Postado em 07 de julho 2026
O sucesso de uma exploração comercial de morangos não depende apenas da genética das mudas ou da adubação, mas de como o espaço da lavoura é distribuído. O espaçamento do morango é um dos pilares do manejo agronômico dentro do cultivo de morango, sendo um fator determinante para a saúde fitossanitária, a eficiência na absorção de nutrientes e, consequentemente, a rentabilidade do produtor.
Neste guia completo, exploraremos como a densidade de plantio influencia o microclima da cultura e como as tecnologias de nutrição da Rigrantec podem potencializar os resultados em diferentes arranjos espaciais no plantio de morango.
No cultivo tradicional (em solo), o arranjo das plantas deve ser planeado para equilibrar o máximo aproveitamento da área com a necessidade vital de ventilação e incidência solar. O morangueiro é uma cultura rasteira que exige uma gestão precisa do espaço para evitar a competição excessiva.
A definição da distância entre as mudas é o primeiro passo para o cálculo da população final. As recomendações técnicas variam ligeiramente conforme o vigor da cultivar, mas os padrões de mercado são:
Escolher uma distância menor que 30 cm pode parecer vantajoso para aumentar o número de plantas, mas frequentemente resulta em frutos menores e maior dificuldade de colheita.
A densidade populacional é a consequência direta do espaçamento escolhido. Ao seguir as medidas recomendadas de 30x30 cm em canteiros padrão, o produtor atinge uma densidade populacional que gira em torno de 65 mil a 80 mil plantas por hectare.
Esta densidade garante que cada indivíduo receba a radiação luminosa necessária para a fotossíntese, processo essencial para a acumulação de açúcares nos frutos (Brix).
Para suportar essa população de forma eficiente, a construção dos canteiros deve seguir critérios técnicos. O uso de Soliz fertilizante organomineral contribui diretamente para o equilíbrio físico e químico do solo, favorecendo o enraizamento e o estabelecimento inicial da cultura.

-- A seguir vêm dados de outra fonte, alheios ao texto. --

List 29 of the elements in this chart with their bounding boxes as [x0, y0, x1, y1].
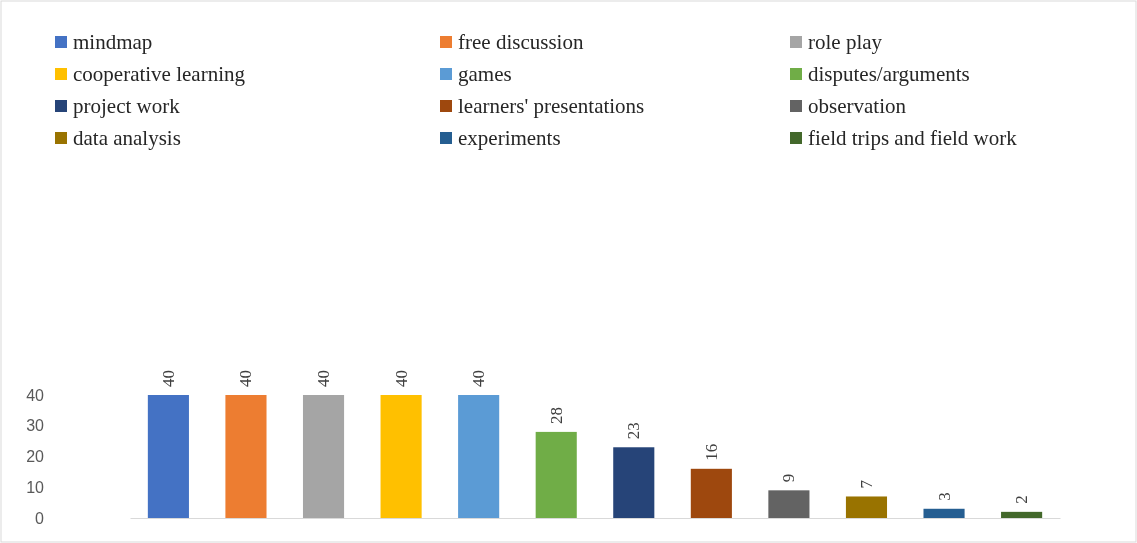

A modernização da moranguicultura trouxe sistemas que permitem densidades superiores, exigindo maior controle nutricional e fisiológico. O uso de bioestimulantes como BioGain Plus auxilia no desenvolvimento inicial e no vigor das plantas.

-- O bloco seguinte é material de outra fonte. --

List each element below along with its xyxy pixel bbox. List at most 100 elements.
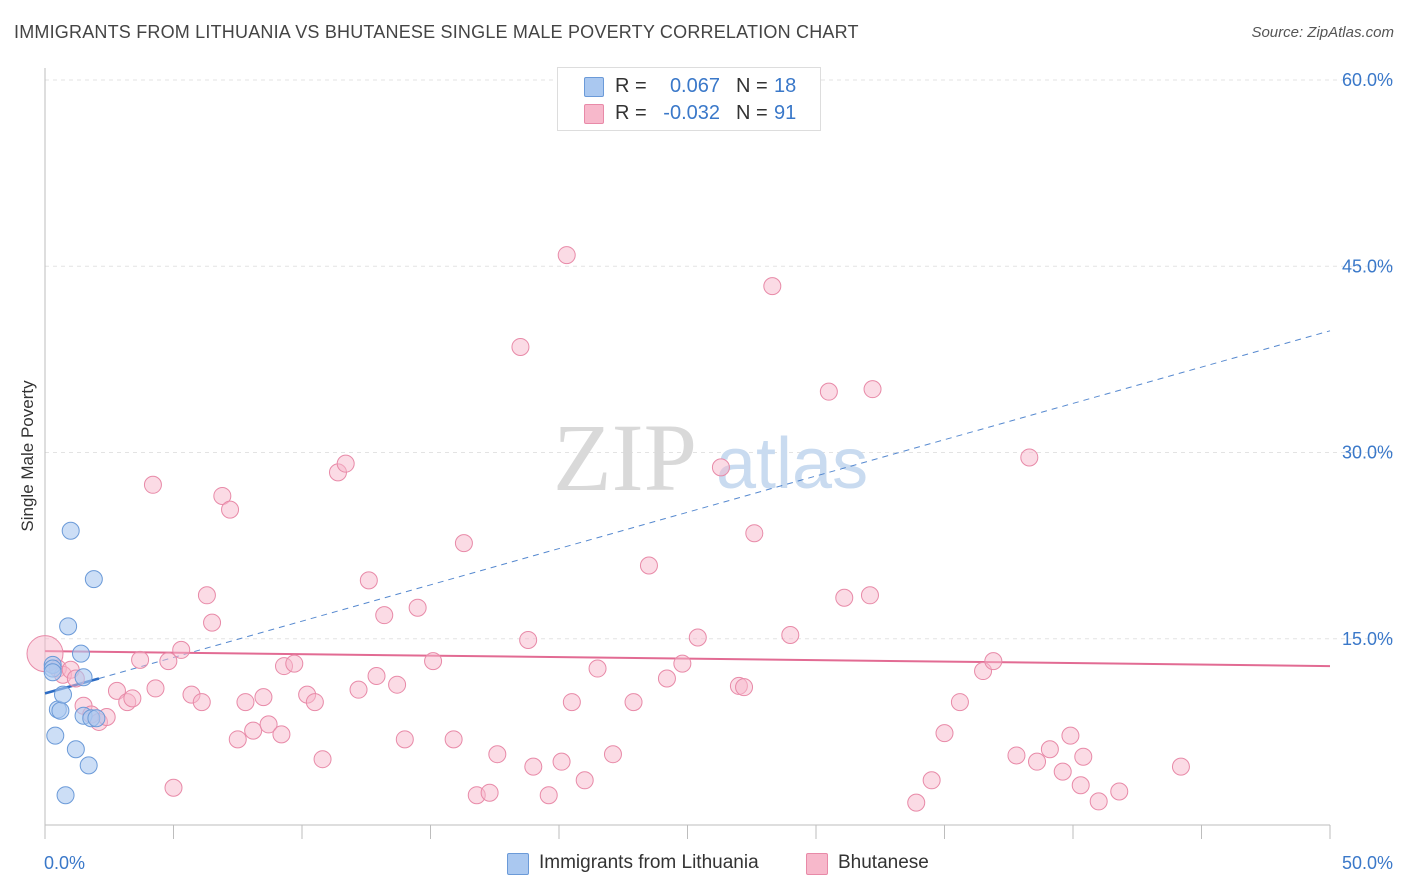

Irrigação: O sistema de gotejamento é o mais indicado, pois reduz o molhamento foliar e a incidência de doenças. A eficiência pode ser otimizada com o uso de Hydrodis para manejo de irrigação, garantindo uniformidade no sistema.
Estolões: Devem ser removidos para direcionar a energia da planta à produção de frutos.
Cobertura do solo:O uso de mulching reduz o contacto com o solo e melhora a sanidade da lavoura.
O cultivo protegido em estufas permite maior estabilidade climática e melhora a eficiência do manejo. Nesse sistema, o equilíbrio fisiológico pode ser reforçado com BioGain Florada, favorecendo a indução floral.
O estabelecimento inicial da lavoura depende diretamente do equilíbrio entre solo, nutrição e fisiologia da planta. O suporte de tecnologias como BioGain Fruta e BioGain Amino K contribui para o enchimento e qualidade dos frutos em fases produtivas.
Em situações de stress fisiológico, o uso de BioGain Liq A 50 ajuda na recuperação e manutenção do vigor da planta.